The developer will pay for infrastructure, then tax residents for the work at the Rocking K Ranch southeast of Tucson.

An election occurred quietly in mid-August that had 100 percent turnout and will reshape a piece of the Tucson area’s landscape.

It was the election to approve a community facilities district for part of Diamond Ventures’ Rocking K development on the southeast side, near Saguaro National Park.

The Pima County Board of Supervisors approved the formation of the district in January, which made last month’s election a formality.

The trustee representing the owner of the property cast the only vote, and voted yes.

It was a resounding 1-0 victory.

What that means is that the developers will be able to pay themselves back for building public streets in the project by charging an additional property tax to the eventual home buyers.

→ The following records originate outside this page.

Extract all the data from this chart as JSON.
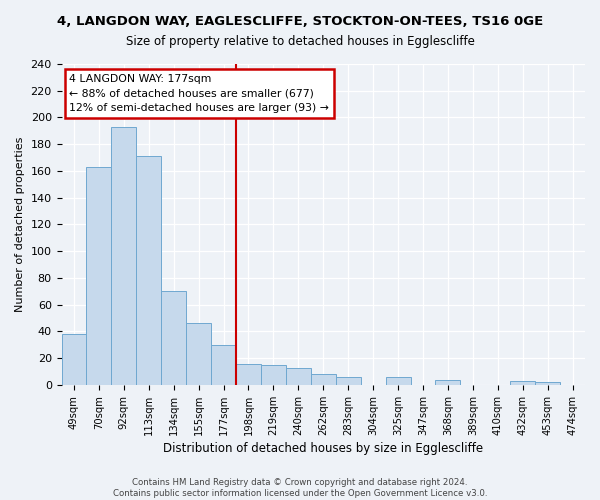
{
  "title1": "4, LANGDON WAY, EAGLESCLIFFE, STOCKTON-ON-TEES, TS16 0GE",
  "title2": "Size of property relative to detached houses in Egglescliffe",
  "xlabel": "Distribution of detached houses by size in Egglescliffe",
  "ylabel": "Number of detached properties",
  "categories": [
    "49sqm",
    "70sqm",
    "92sqm",
    "113sqm",
    "134sqm",
    "155sqm",
    "177sqm",
    "198sqm",
    "219sqm",
    "240sqm",
    "262sqm",
    "283sqm",
    "304sqm",
    "325sqm",
    "347sqm",
    "368sqm",
    "389sqm",
    "410sqm",
    "432sqm",
    "453sqm",
    "474sqm"
  ],
  "values": [
    38,
    163,
    193,
    171,
    70,
    46,
    30,
    16,
    15,
    13,
    8,
    6,
    0,
    6,
    0,
    4,
    0,
    0,
    3,
    2,
    0
  ],
  "bar_color": "#c6d9ec",
  "bar_edge_color": "#6fa8d0",
  "vline_x_idx": 6,
  "vline_color": "#cc0000",
  "ann_line1": "4 LANGDON WAY: 177sqm",
  "ann_line2": "← 88% of detached houses are smaller (677)",
  "ann_line3": "12% of semi-detached houses are larger (93) →",
  "annotation_box_color": "#ffffff",
  "annotation_box_edge_color": "#cc0000",
  "ylim": [
    0,
    240
  ],
  "yticks": [
    0,
    20,
    40,
    60,
    80,
    100,
    120,
    140,
    160,
    180,
    200,
    220,
    240
  ],
  "footer1": "Contains HM Land Registry data © Crown copyright and database right 2024.",
  "footer2": "Contains public sector information licensed under the Open Government Licence v3.0.",
  "background_color": "#eef2f7",
  "grid_color": "#ffffff",
  "title1_fontsize": 9.5,
  "title2_fontsize": 8.5
}
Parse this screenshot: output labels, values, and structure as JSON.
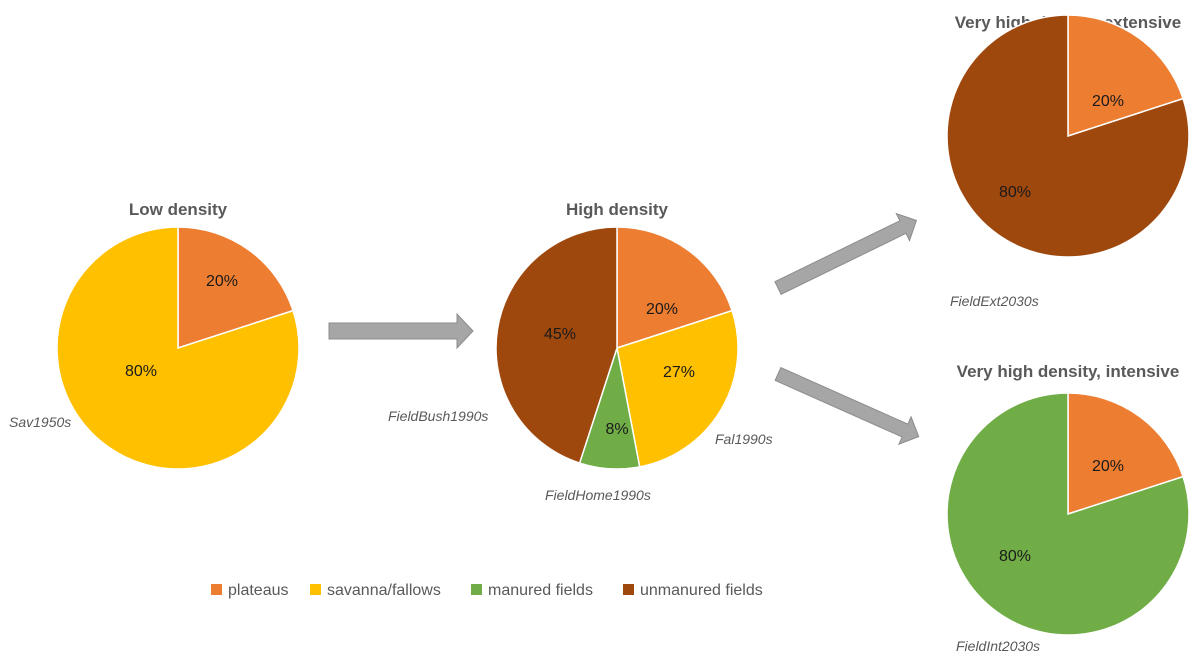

In essence, it’s a way of paying for a project’s infrastructure when other financing options are unavailable. And, truth be told, the same people who would pay for the roads and such will end up paying for them anyway — the home buyers. But the sellers will be able to charge a little less up front for the houses than they would if the cost of the roads were already incorporated.

There are some other problems with community facilities districts, too. One is that it is a taxpayer crutch for private developers who can’t fund their projects other ways. The financing is tax-free because the bonds are issued by a government entity.

Another issue: The eventual owners of the properties are obligated to pay a sort of double-taxation. They pay regular property taxes like everybody else, and they pay the taxes for the roads, sewers and parks built in their neighborhoods. But then, when it’s time to vote, they don’t have a vote for the entire community facilities board, because it is just the Board of Supervisors. They can only vote for their one representative.

There are safeguards built into the law so that prospective homebuyers are told of the extra taxes, the projects are built to standard, debt is issued within a reasonable amount of time, and taxpayers will not pay more than $3 per $100 of assessed value.

Still, it’s a lot of power to put in the hand of one voter.

Lawmakers in Mexico

A large delegation of Arizona legislators spent five days in Mexico last week as part of a trade-promotion mission.

Rep. Rosannna Gabaldon, D-Sahuarita, was a co-chair of the group, and Reps. Todd Clodfelter, R-Tucson, Becky Nutt, R-Greenlee County, and Drew John, R-Safford, were the other Southern Arizona legislators who went along.

“It was a great trip,” Clodfelter told me Thursday. “We’re trying to maintain and build relationships of trade with Mexico.”

The delegation spent two days in Mexico City and three days in the state of Guanajuato.

“We were welcomed with open arms,” Clodfelter said.

The trip was paid for the Arizona Legislative Academy. It’s a new program at ASU that was founded by former House Speaker and current Arizona Corporation Commissioner Andy Tobin, who takes a $100,000 salary from money he’s raised for the program. (That’s in addition to his $79,500 salary as an elected commissioner.)

ASU spokesman Bret Hovell told me a private donor gave the money to the academy to pay for the legislators’ trip.

Franks: No Senate run?

Rep. Trent Franks has been talked about as a potential challenger to U.S. Sen. Jeff Flake in the GOP primary next year. He, former state Sen. Kelli Ward, former state GOP Chair Robert Graham and state Treasurer Jeff DeWit would be the primary potential challengers to Flake, who upset some Republicans with his criticisms of President Trump.

On Thursday, Franks became the first of the four to say he’s not going to challenge Flake. Unless ...

“I just cannot see me running against Jeff Flake for the Senate,” Franks said on Phoenix radio station KTAR. “I think God himself would have to tell me to do it.”

Fentanyl maker’s politics

You may have seen the news the other day that the Arizona Attorney General’s Office has sued a Chandler-based maker of an opioid drug. That company’s name, Insys Therapeutics, should ring a bell from last year’s marijuana-legalization campaign.

Insys, which has been developing a cannabinoid medicine, donated $500,000 to the campaign against legalizing marijuana. The company claimed at the time it opposed the measure over public safety concerns, but financial filings showed the company had warned that legalized marijuana posed a competitive threat to its cannabinoid medicine project.

Six of the company’s former executives were arrested in December and accused of paying bribes and kickbacks to get their primary product, a fentanyl spray called Subsys, prescribed by doctors.